"> Alt-J - Relaxer - Indiepoprock

Relaxer


Un album de sorti en chez .

Le nouvel album d'Alt-J pourrait, après quelques lectures, paraître désordonné. Il est pourtant le symbole d'une insolente réussite, quels que soient les chemins empruntés.

Signe d’un succès qui n’est plus à démontrer, l’effusion qu’a suscitée le retour d’Alt-J après la publication du single 3WW  n’avait, une fois encore, rien d’usurpé. La raison principale de cet éternel engouement tient en un seul et unique constat : Peu d’artistes, à l’époque de leur fracassant départ avec le cultissime « An Awesome Wave », avaient su bousculer les orthodoxies de la pop britannique avec autant de panache et d’inventivité, allants qui allaient être vite confirmés par un second album au magnétisme dévastateur et par-dessus tout irrésistible. La perfection n’existant pas, seules les prestations scéniques font office de talon d’Achille du groupe de Leeds, en dépit du champ des possibles expérimentaux que leur offre la scène. Un défaut de taille pour les puristes soucieux d’entendre les morceaux à l’identique, à degré moindre pour celles et ceux aspirant à vivre des sensations contraires à la répétitivité d’un album.

Si cette défaillance a tendu à être corrigée avec des titres issus du second opus, mieux armés pour le live « pur », le trio emmené par Joe Newman revient déjà fouler les planches avec du matériel sonore tout neuf, compilé en une troisième production baptisé « Relaxer ». Malgré un artwork a vite oublier, son contenu recèle huit titres pour trente-neuf minutes d’évasion, le plus expéditif jamais réalisé jusqu’ici. Néanmoins, contenter l’auditoire paraît de surcroît facilité lorsque les débats ne s’étendent pas, encore plus si l’aspect qualitatif parvient à être condensé sans accroc. Le troisième album du triangle magique s’inscrit clairement dans cette lignée, tranchant avec les treize pistes présentées sur chacun de ses prédécesseurs et, surtout, par l’inédite absence d’interludes qui avaient tendance à ébrécher le rythme d’écoute. De quoi se laisser porter par le fil débonnaire de l’édifice et d’apprécier, « track by track » , chaque pierre à sa juste dimension.

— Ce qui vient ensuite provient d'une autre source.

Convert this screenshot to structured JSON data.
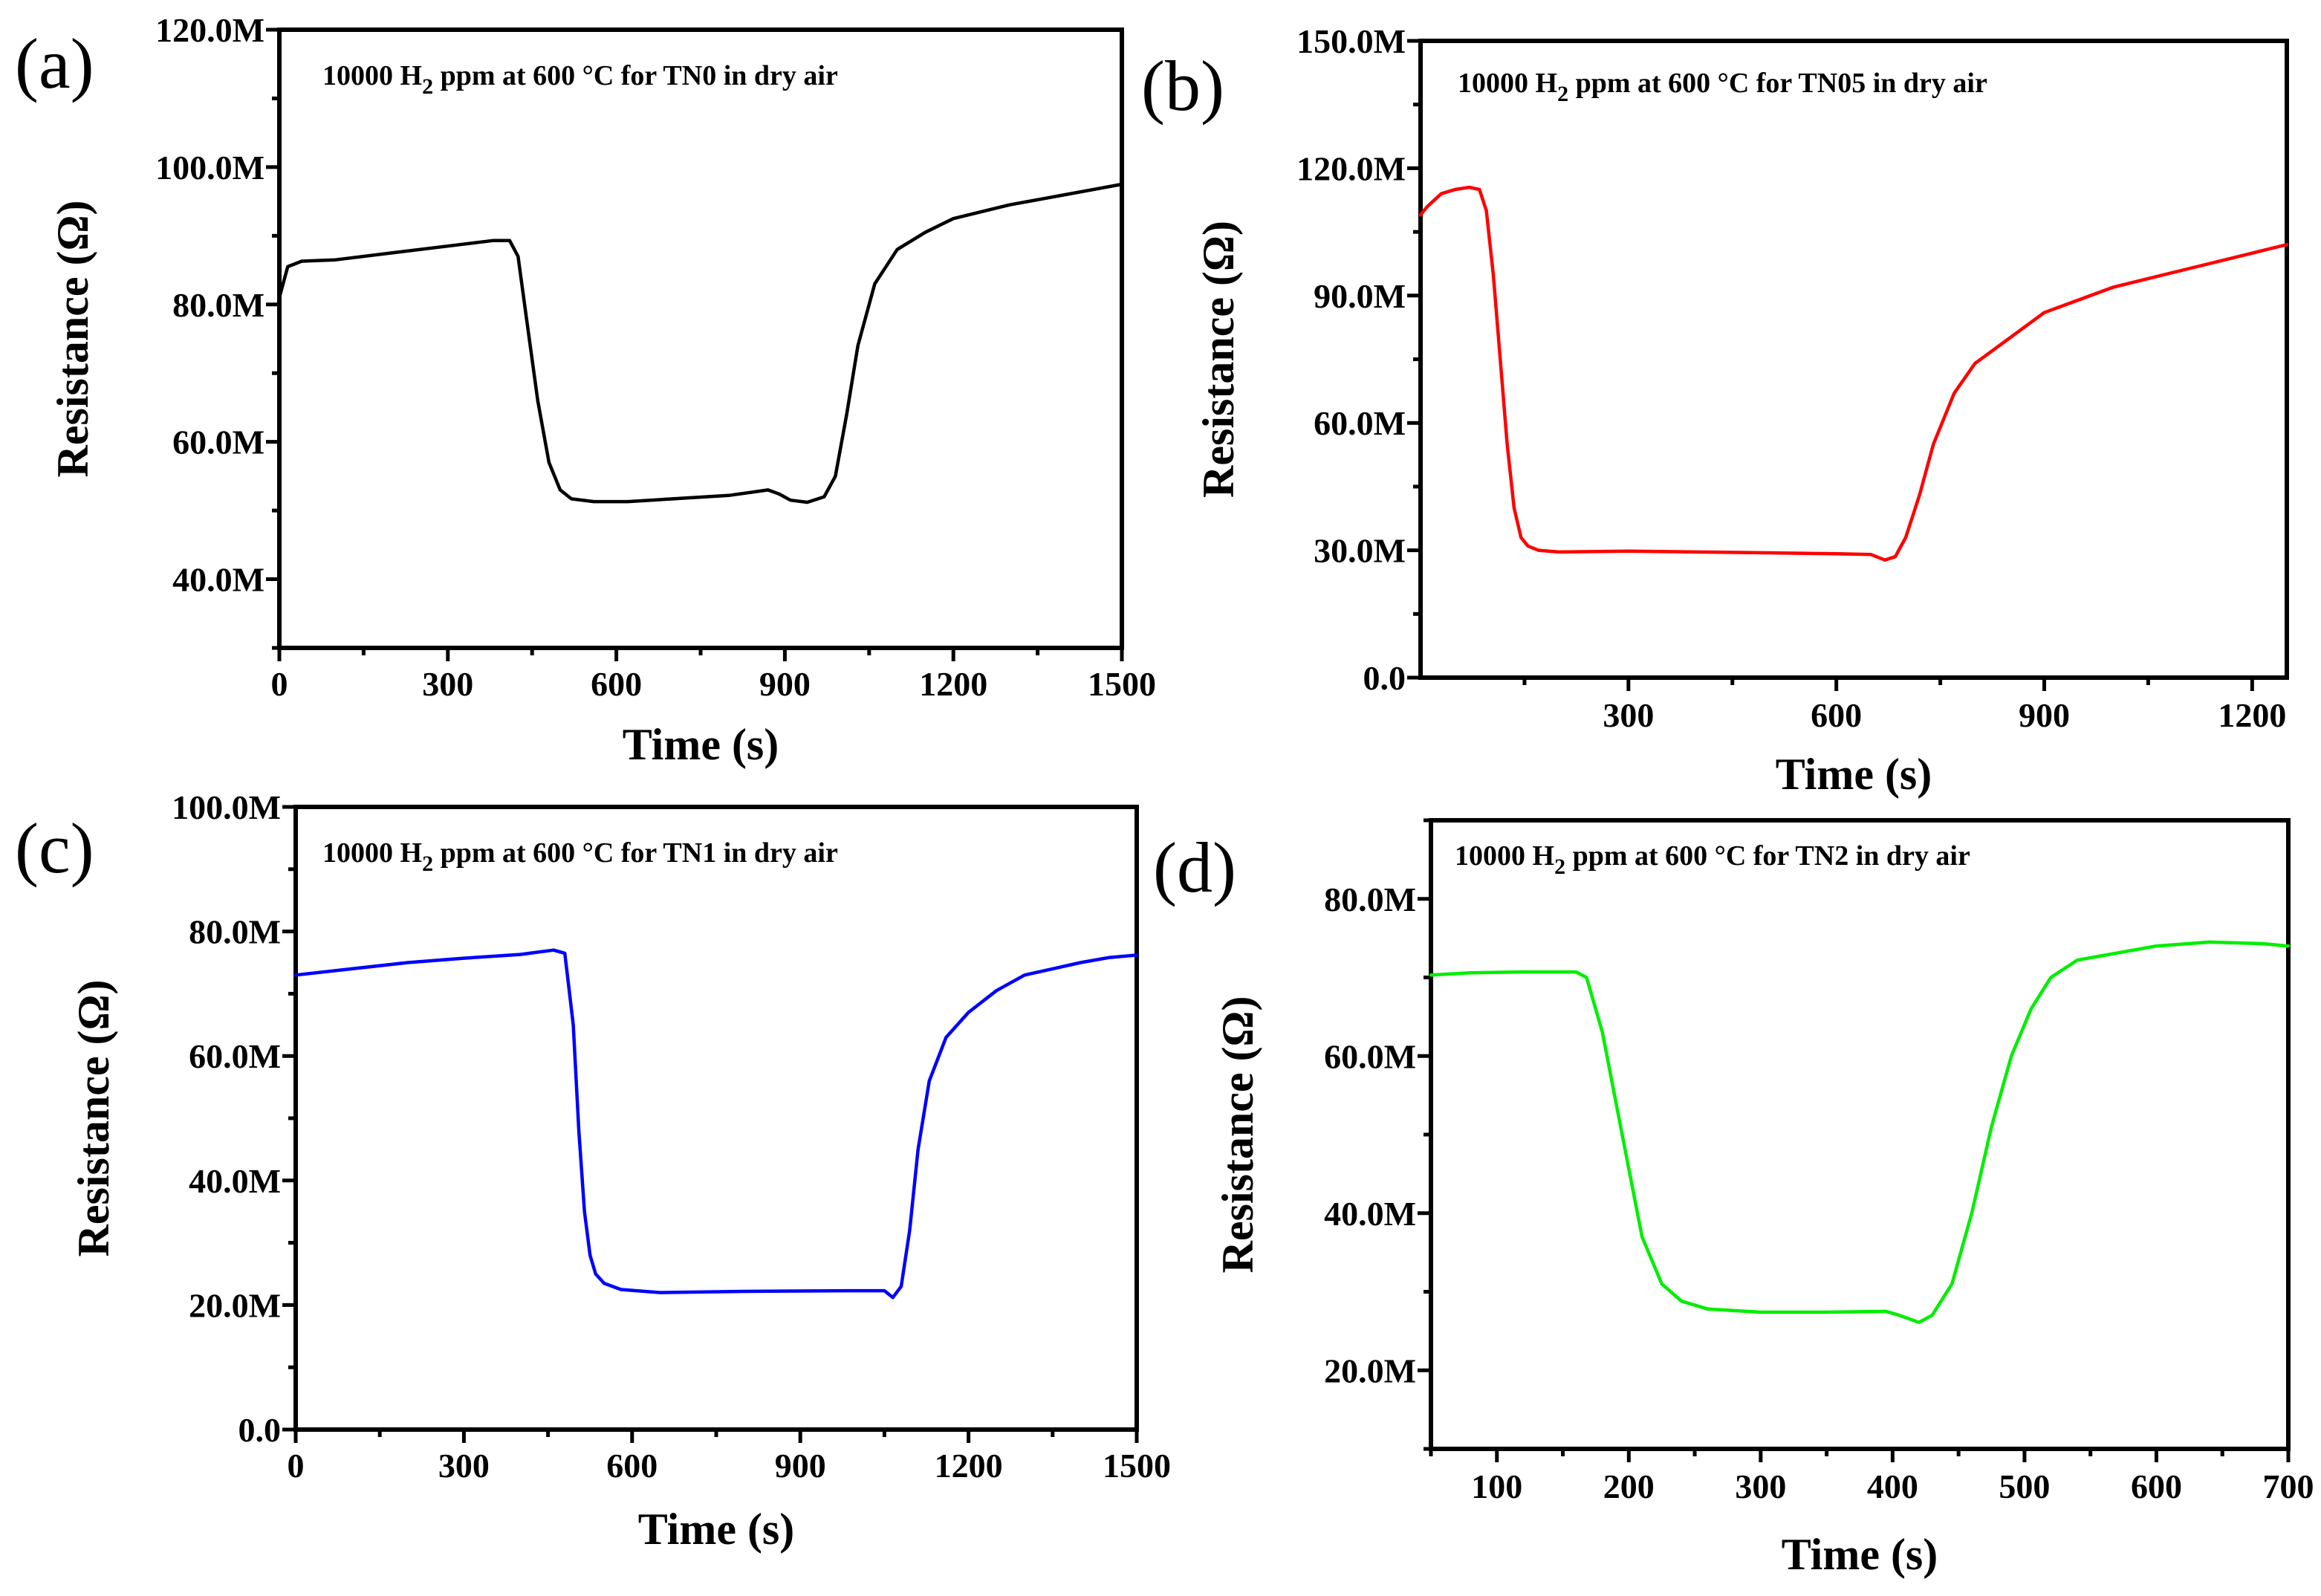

Sur le thème de l’amour éphémère et désacralisé, 3WW (Three Worn Words) ouvre tranquillement le bal avec sa symbiose de cordes sèches latinisées et percussions electro minimalistes, ses chœurs en soubresauts et son intervention divino-féminine signée Ellie Rowsell (Wolf Alice), rappelant au passage le sample de miss Cyrus sur l’un de morceaux phares du second opus. Ce même album revient en mémoire à la lecture d’In Cold Blood, piste suivante qui aurait parfaitement pu y figurer tant l’esprit imposé, construit autour d’un galop et de cuivres éloquents, ne diffère aucunement des singles édités il y a trois ans. Même si le titre est diablement efficace, craindre les mauvais augures d’un « This Is All Yours » bis paraîtrait justifiable.

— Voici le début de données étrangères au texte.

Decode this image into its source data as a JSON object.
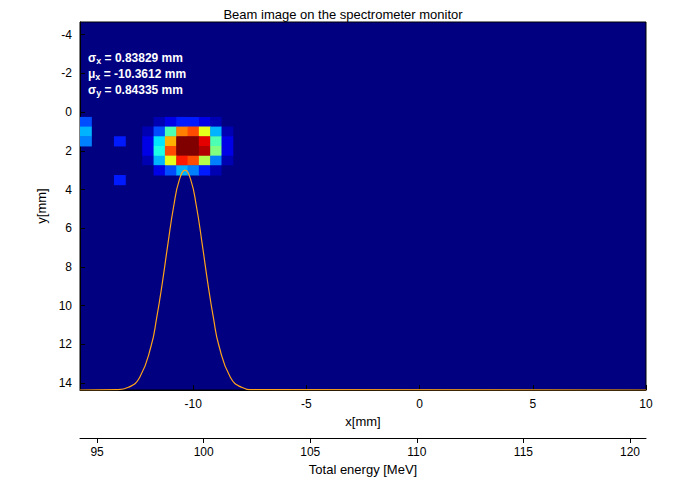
{
  "chart_data": {
    "type": "heatmap",
    "title": "Beam image on the spectrometer monitor",
    "x_label": "x[mm]",
    "y_label": "y[mm]",
    "x2_label": "Total energy [MeV]",
    "xlim": [
      -15,
      10
    ],
    "xticks": [
      -10,
      -5,
      0,
      5,
      10
    ],
    "ylim": [
      -4.65,
      14.35
    ],
    "yticks": [
      -4,
      -2,
      0,
      2,
      4,
      6,
      8,
      10,
      12,
      14
    ],
    "x2lim": [
      94.2,
      120.75
    ],
    "x2ticks": [
      95,
      100,
      105,
      110,
      115,
      120
    ],
    "grid": false,
    "zlim": [
      0,
      1
    ],
    "cells": [
      [
        -12,
        0.5,
        0
      ],
      [
        -11.5,
        0.5,
        0.05
      ],
      [
        -11,
        0.5,
        0.1
      ],
      [
        -10.5,
        0.5,
        0.15
      ],
      [
        -10,
        0.5,
        0.15
      ],
      [
        -9.5,
        0.5,
        0.1
      ],
      [
        -9,
        0.5,
        0.05
      ],
      [
        -8.5,
        0.5,
        0
      ],
      [
        -12,
        1,
        0.05
      ],
      [
        -11.5,
        1,
        0.2
      ],
      [
        -11,
        1,
        0.45
      ],
      [
        -10.5,
        1,
        0.75
      ],
      [
        -10,
        1,
        0.8
      ],
      [
        -9.5,
        1,
        0.6
      ],
      [
        -9,
        1,
        0.3
      ],
      [
        -8.5,
        1,
        0.05
      ],
      [
        -12,
        1.5,
        0.1
      ],
      [
        -11.5,
        1.5,
        0.35
      ],
      [
        -11,
        1.5,
        0.7
      ],
      [
        -10.5,
        1.5,
        1
      ],
      [
        -10,
        1.5,
        1
      ],
      [
        -9.5,
        1.5,
        0.9
      ],
      [
        -9,
        1.5,
        0.45
      ],
      [
        -8.5,
        1.5,
        0.1
      ],
      [
        -12,
        2,
        0.1
      ],
      [
        -11.5,
        2,
        0.4
      ],
      [
        -11,
        2,
        0.8
      ],
      [
        -10.5,
        2,
        1
      ],
      [
        -10,
        2,
        1
      ],
      [
        -9.5,
        2,
        0.95
      ],
      [
        -9,
        2,
        0.5
      ],
      [
        -8.5,
        2,
        0.1
      ],
      [
        -12,
        2.5,
        0.05
      ],
      [
        -11.5,
        2.5,
        0.3
      ],
      [
        -11,
        2.5,
        0.6
      ],
      [
        -10.5,
        2.5,
        0.85
      ],
      [
        -10,
        2.5,
        0.8
      ],
      [
        -9.5,
        2.5,
        0.55
      ],
      [
        -9,
        2.5,
        0.25
      ],
      [
        -8.5,
        2.5,
        0.05
      ],
      [
        -12,
        3,
        0
      ],
      [
        -11.5,
        3,
        0.1
      ],
      [
        -11,
        3,
        0.2
      ],
      [
        -10.5,
        3,
        0.3
      ],
      [
        -10,
        3,
        0.25
      ],
      [
        -9.5,
        3,
        0.15
      ],
      [
        -9,
        3,
        0.05
      ],
      [
        -8.5,
        3,
        0
      ],
      [
        -14.75,
        0.5,
        0.2
      ],
      [
        -14.75,
        1,
        0.3
      ],
      [
        -14.75,
        1.5,
        0.25
      ],
      [
        -13.25,
        1.5,
        0.15
      ],
      [
        -13.25,
        3.5,
        0.15
      ]
    ],
    "curve": {
      "type": "line",
      "color": "#ffa31a",
      "x": [
        -15,
        -13.36,
        -12.86,
        -12.36,
        -11.86,
        -11.61,
        -11.36,
        -11.11,
        -10.86,
        -10.61,
        -10.36,
        -10.11,
        -9.86,
        -9.61,
        -9.36,
        -9.11,
        -8.86,
        -8.36,
        -7.86,
        -7.36,
        10
      ],
      "values": [
        14.35,
        14.33,
        14.21,
        13.69,
        12.08,
        10.6,
        8.79,
        6.75,
        4.85,
        3.49,
        3.0,
        3.49,
        4.85,
        6.75,
        8.79,
        10.6,
        12.08,
        13.69,
        14.21,
        14.33,
        14.35
      ]
    },
    "annotations": [
      "σx = 0.83829 mm",
      "μx = -10.3612 mm",
      "σy = 0.84335 mm"
    ]
  }
}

Dès lors, ce sentiment de « déjà vu » s’estompe à vitesse éclair par la relecture du titre-référence des Animals, House Of The Rising Sun. Minimale, obscurcie et dépoussiérée de ses gênes rock, cette reprise, magnifique au possible, vient apporter le premier grand coup d’éclat à l’album. Forte est alors la probabilité que ce formidable apparat ait été placé avant la double tornade Hit Me Like That Snare/Deadcrush. Par sa dégaine décousue, ses ébriétés vocales, ses mots caressants (« Fuck You, I’ll Do All I Want To Do ») et japonisés (« Ichi, ni, san, go, roku, nana, hachi, kyu, jyuu »), le premier cité résonne sans conteste comme le titre le plus bigarré du catalogue d’Alt-J et donc, de l’album, dont il a le mérite de brillamment agiter le fluide, non sans une déconcertante surprise au préalable, vite effacée par la suite. Son suivant dresse d’indéniables références hip-hop, avec son flow suave mais affirmé ainsi que ses allusions asiates, écho dédoublé du titre précédemment évoqué, au détour du traitement vocal infligé en arrière-plan. Deux titres charnières déployés à hautes doses d’excellence, pour le peu qu’on y adhère.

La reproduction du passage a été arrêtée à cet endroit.